I think CrossFit is good, and I hope to try it sometime, but I think that is beyond fluiddruid right now. In the same vein, HITT is likely beyond her level. These are both good things to re-assess and consider down the line though.

Very interesting stuff. Thanks for the additional information.

Congratulations. One thing CrossFit does seem to do is keep your body guessing, which somebody (I think Cisco) touched upon up-thread. That is very important. In my opinion, traditional cardio is less effective for that very reason. Human bodies are remarkably good at adapting to what you throw at them. If you keep doing jogging for your cardio, your body will acclimate to it to the point of giving minimal returns.

Standard disclaimer applies to the above two posts. You listen to me at your own risk.

Actually, I’d agree with you that high intensity interval training is probably better than the traditional aerobics sweet spot. In fact, I’ve linked to this study in explaining the benefits of intensity in training on this board before. That paragraph was just to include a very brief set of recommendations for a pure beginner. While the core weightlifting exercises will never be outgrown, I expect that in a few months she’ll be fit enough to move into HIIT or at least incorporate sprint days.
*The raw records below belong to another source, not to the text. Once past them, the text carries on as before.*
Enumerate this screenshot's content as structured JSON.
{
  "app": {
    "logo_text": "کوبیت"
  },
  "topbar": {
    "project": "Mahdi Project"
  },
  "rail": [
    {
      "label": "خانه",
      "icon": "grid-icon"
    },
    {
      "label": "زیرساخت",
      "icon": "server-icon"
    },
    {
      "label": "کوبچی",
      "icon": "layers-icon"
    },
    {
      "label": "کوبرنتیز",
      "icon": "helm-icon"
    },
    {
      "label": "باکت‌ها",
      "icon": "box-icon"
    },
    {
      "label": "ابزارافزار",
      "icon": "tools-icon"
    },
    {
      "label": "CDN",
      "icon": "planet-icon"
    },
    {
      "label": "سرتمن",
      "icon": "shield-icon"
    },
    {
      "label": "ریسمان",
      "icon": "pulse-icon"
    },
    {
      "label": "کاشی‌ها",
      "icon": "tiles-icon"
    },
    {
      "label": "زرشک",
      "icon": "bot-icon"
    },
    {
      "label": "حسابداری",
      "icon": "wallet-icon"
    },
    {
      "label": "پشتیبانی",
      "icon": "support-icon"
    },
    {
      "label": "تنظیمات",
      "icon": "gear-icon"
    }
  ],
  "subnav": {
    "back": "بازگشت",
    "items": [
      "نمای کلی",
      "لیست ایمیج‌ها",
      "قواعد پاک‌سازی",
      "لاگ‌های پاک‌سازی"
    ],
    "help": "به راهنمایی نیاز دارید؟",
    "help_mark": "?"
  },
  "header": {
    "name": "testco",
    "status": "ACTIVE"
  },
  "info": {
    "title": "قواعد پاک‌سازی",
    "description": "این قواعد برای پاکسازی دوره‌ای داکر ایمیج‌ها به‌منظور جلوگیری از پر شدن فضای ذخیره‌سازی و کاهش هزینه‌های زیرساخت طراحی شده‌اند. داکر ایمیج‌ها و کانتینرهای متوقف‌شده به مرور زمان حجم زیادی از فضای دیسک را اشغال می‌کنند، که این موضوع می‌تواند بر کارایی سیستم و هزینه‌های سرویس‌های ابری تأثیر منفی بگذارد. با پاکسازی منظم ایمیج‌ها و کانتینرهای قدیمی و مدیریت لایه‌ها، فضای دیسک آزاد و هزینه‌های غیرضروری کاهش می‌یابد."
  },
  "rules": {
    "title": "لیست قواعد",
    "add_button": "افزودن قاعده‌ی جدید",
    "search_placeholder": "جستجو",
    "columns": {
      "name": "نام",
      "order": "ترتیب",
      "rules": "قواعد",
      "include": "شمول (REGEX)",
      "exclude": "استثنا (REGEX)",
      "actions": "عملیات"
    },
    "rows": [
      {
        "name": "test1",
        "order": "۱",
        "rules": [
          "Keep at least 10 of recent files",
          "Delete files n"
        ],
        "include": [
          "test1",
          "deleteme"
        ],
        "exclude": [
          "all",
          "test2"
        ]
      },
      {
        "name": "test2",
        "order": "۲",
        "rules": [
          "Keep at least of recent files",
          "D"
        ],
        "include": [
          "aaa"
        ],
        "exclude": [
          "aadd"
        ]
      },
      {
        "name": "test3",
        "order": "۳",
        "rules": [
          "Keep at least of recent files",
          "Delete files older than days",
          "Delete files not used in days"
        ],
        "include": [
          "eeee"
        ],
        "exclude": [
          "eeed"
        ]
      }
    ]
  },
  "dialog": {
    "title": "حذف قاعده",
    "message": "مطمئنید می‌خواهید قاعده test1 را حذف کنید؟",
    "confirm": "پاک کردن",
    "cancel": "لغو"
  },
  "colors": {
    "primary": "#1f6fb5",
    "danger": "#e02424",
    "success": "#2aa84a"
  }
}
Not right at the start though. Probably should have included that point in my original post.

Oh, fluiddruid, one more comment on priorities in working out; doing both weightlifting or resistance exercises, and aerobic exercise are helpful. Even if you really want to be an aerobic queen, your limiting factor for quite a long time is going to be both muscle fatigue and overall strength. Untrained athletes typically get stopped by muscle fatigue long before they tap their full aerobic capacity.

And believe me, weight lifting helps a whole lot in losing fat. When I first started being able to go heavy there was an immediate and dramatic change in body fat. I could damn near see my gut shrink week-to-week. Women are sometimes worried about “getting too big” or “looking too masculine.” I know you haven’t expressed those concerns, but I’ll reassure you that that’s a non-issue for most women. Without doing steroids, even heavy weight lifting won’t get you more than moderately muscular. Case in point, this chick can do 40 pull ups in a row, and has a max deadlift of 260 lbs. Those are action poses where she’s obviously under load, and yet she still looks only lightly muscled.